Love is convinced that Vilnit’s push for snakehead in restaurants will eventually pay off. Maryland’s DNR has also invested in education and incentives for recreational anglers, including contests, videos on how to fish and kill snakehead, and training sessions, which Love believes has been a “huge success that has been downplayed.”
“The fishery itself is so young, and people are still learning how to fish them and where to fish for them,” Love says. “It’s hard to assess what that harvest is going to do to that population. Give it 15 years.”
Meanwhile, it’s unclear what snakehead is doing to the environment. “Unfortunately there’s not really a concrete answer for anyone yet,” says Love. “What we do know is that northern snakehead are invasive.
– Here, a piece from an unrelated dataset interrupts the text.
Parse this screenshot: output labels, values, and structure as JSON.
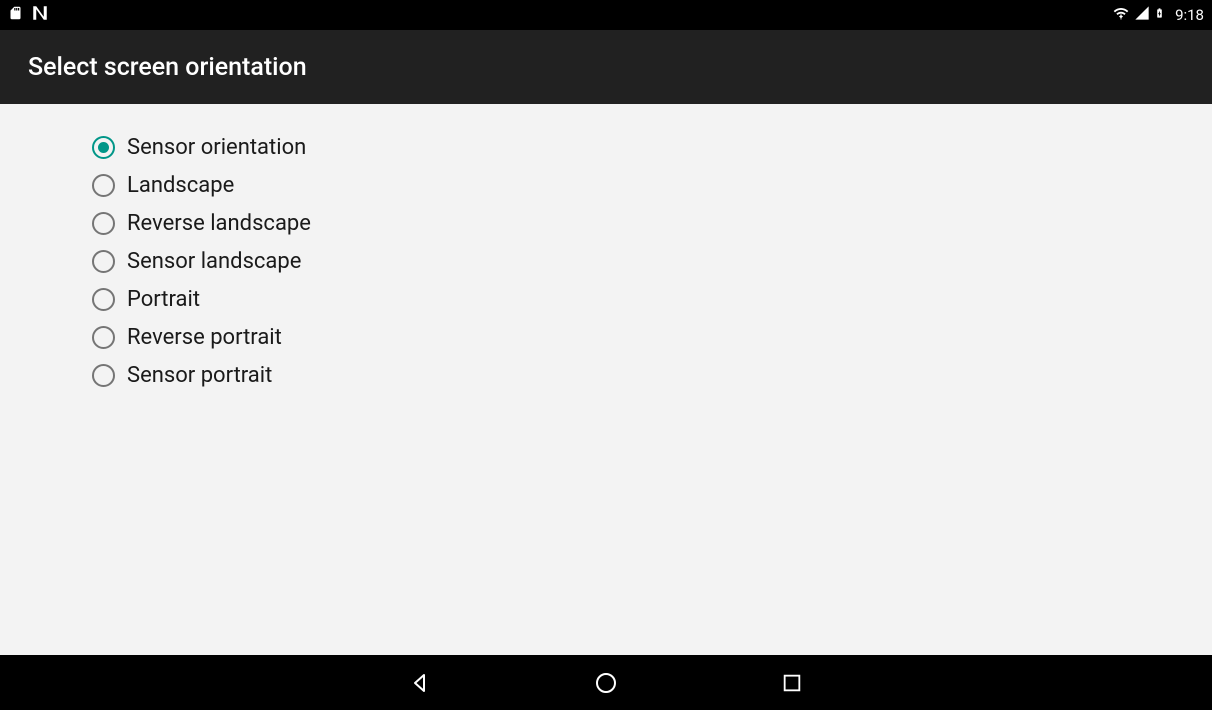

By that very terminology, it implies an adverse reaction from the environment.” The snakehead do create competition for food with other species, and the U.S. Geological Survey recently announced that snakehead in the Potomac have contracted a virus known to be devastating to bass populations but with no apparent effect on the snakehead carrying it.
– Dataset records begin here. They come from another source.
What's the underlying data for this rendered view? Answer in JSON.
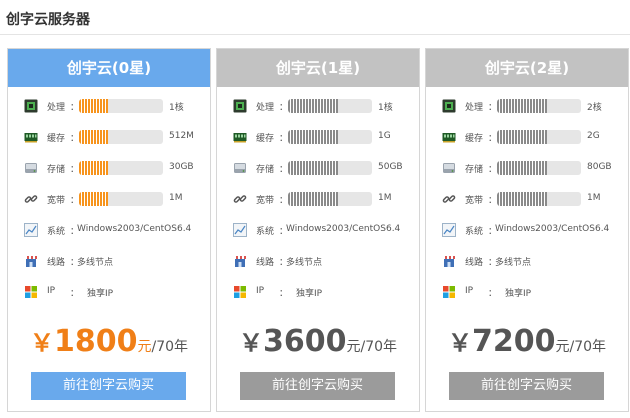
{
  "page_title": "创字云服务器",
  "colors": {
    "blue": "#69a9ec",
    "gray_head": "#c2c2c2",
    "gray_button": "#9b9b9b",
    "orange": "#f7941d",
    "price_orange": "#f07f17",
    "price_gray": "#555555",
    "bar_gray": "#8a8a8a"
  },
  "cards": [
    {
      "title": "创宇云(0星)",
      "specs": [
        {
          "icon": "cpu-icon",
          "label": "处理",
          "colon": "：",
          "fill": 0.35,
          "value": "1核"
        },
        {
          "icon": "memory-icon",
          "label": "缓存",
          "colon": "：",
          "fill": 0.35,
          "value": "512M"
        },
        {
          "icon": "disk-icon",
          "label": "存储",
          "colon": "：",
          "fill": 0.35,
          "value": "30GB"
        },
        {
          "icon": "link-icon",
          "label": "宽带",
          "colon": "：",
          "fill": 0.35,
          "value": "1M"
        }
      ],
      "info": [
        {
          "icon": "chart-icon",
          "label": "系统",
          "colon": "：",
          "value": "Windows2003/CentOS6.4"
        },
        {
          "icon": "store-icon",
          "label": "线路",
          "colon": "：",
          "value": "多线节点"
        },
        {
          "icon": "windows-icon",
          "label": "IP",
          "colon": "：",
          "value": "独享IP"
        }
      ],
      "price": {
        "currency": "￥",
        "amount": "1800",
        "unit": "元",
        "period": "/70年"
      },
      "button": "前往创字云购买"
    },
    {
      "title": "创宇云(1星)",
      "specs": [
        {
          "icon": "cpu-icon",
          "label": "处理",
          "colon": "：",
          "fill": 0.6,
          "value": "1核"
        },
        {
          "icon": "memory-icon",
          "label": "缓存",
          "colon": "：",
          "fill": 0.6,
          "value": "1G"
        },
        {
          "icon": "disk-icon",
          "label": "存储",
          "colon": "：",
          "fill": 0.6,
          "value": "50GB"
        },
        {
          "icon": "link-icon",
          "label": "宽带",
          "colon": "：",
          "fill": 0.6,
          "value": "1M"
        }
      ],
      "info": [
        {
          "icon": "chart-icon",
          "label": "系统",
          "colon": "：",
          "value": "Windows2003/CentOS6.4"
        },
        {
          "icon": "store-icon",
          "label": "线路",
          "colon": "：",
          "value": "多线节点"
        },
        {
          "icon": "windows-icon",
          "label": "IP",
          "colon": "：",
          "value": "独享IP"
        }
      ],
      "price": {
        "currency": "￥",
        "amount": "3600",
        "unit": "元",
        "period": "/70年"
      },
      "button": "前往创字云购买"
    },
    {
      "title": "创宇云(2星)",
      "specs": [
        {
          "icon": "cpu-icon",
          "label": "处理",
          "colon": "：",
          "fill": 0.6,
          "value": "2核"
        },
        {
          "icon": "memory-icon",
          "label": "缓存",
          "colon": "：",
          "fill": 0.6,
          "value": "2G"
        },
        {
          "icon": "disk-icon",
          "label": "存储",
          "colon": "：",
          "fill": 0.6,
          "value": "80GB"
        },
        {
          "icon": "link-icon",
          "label": "宽带",
          "colon": "：",
          "fill": 0.6,
          "value": "1M"
        }
      ],
      "info": [
        {
          "icon": "chart-icon",
          "label": "系统",
          "colon": "：",
          "value": "Windows2003/CentOS6.4"
        },
        {
          "icon": "store-icon",
          "label": "线路",
          "colon": "：",
          "value": "多线节点"
        },
        {
          "icon": "windows-icon",
          "label": "IP",
          "colon": "：",
          "value": "独享IP"
        }
      ],
      "price": {
        "currency": "￥",
        "amount": "7200",
        "unit": "元",
        "period": "/70年"
      },
      "button": "前往创字云购买"
    }
  ]
}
Vilnit acknowledges that eliminating snakehead in local waterways is a bit of an upstream swim. “I don’t think the harvest of them is having a huge impact,” he says. “That being said, any snakehead we can take out of the water is a good thing.” He plans to keep pushing snakehead “until the last fish is caught” but says it’s time to shift focus.
“I really need to focus on other fisheries that need the help,” he says. “Snakeheads have gotten enough love from me.”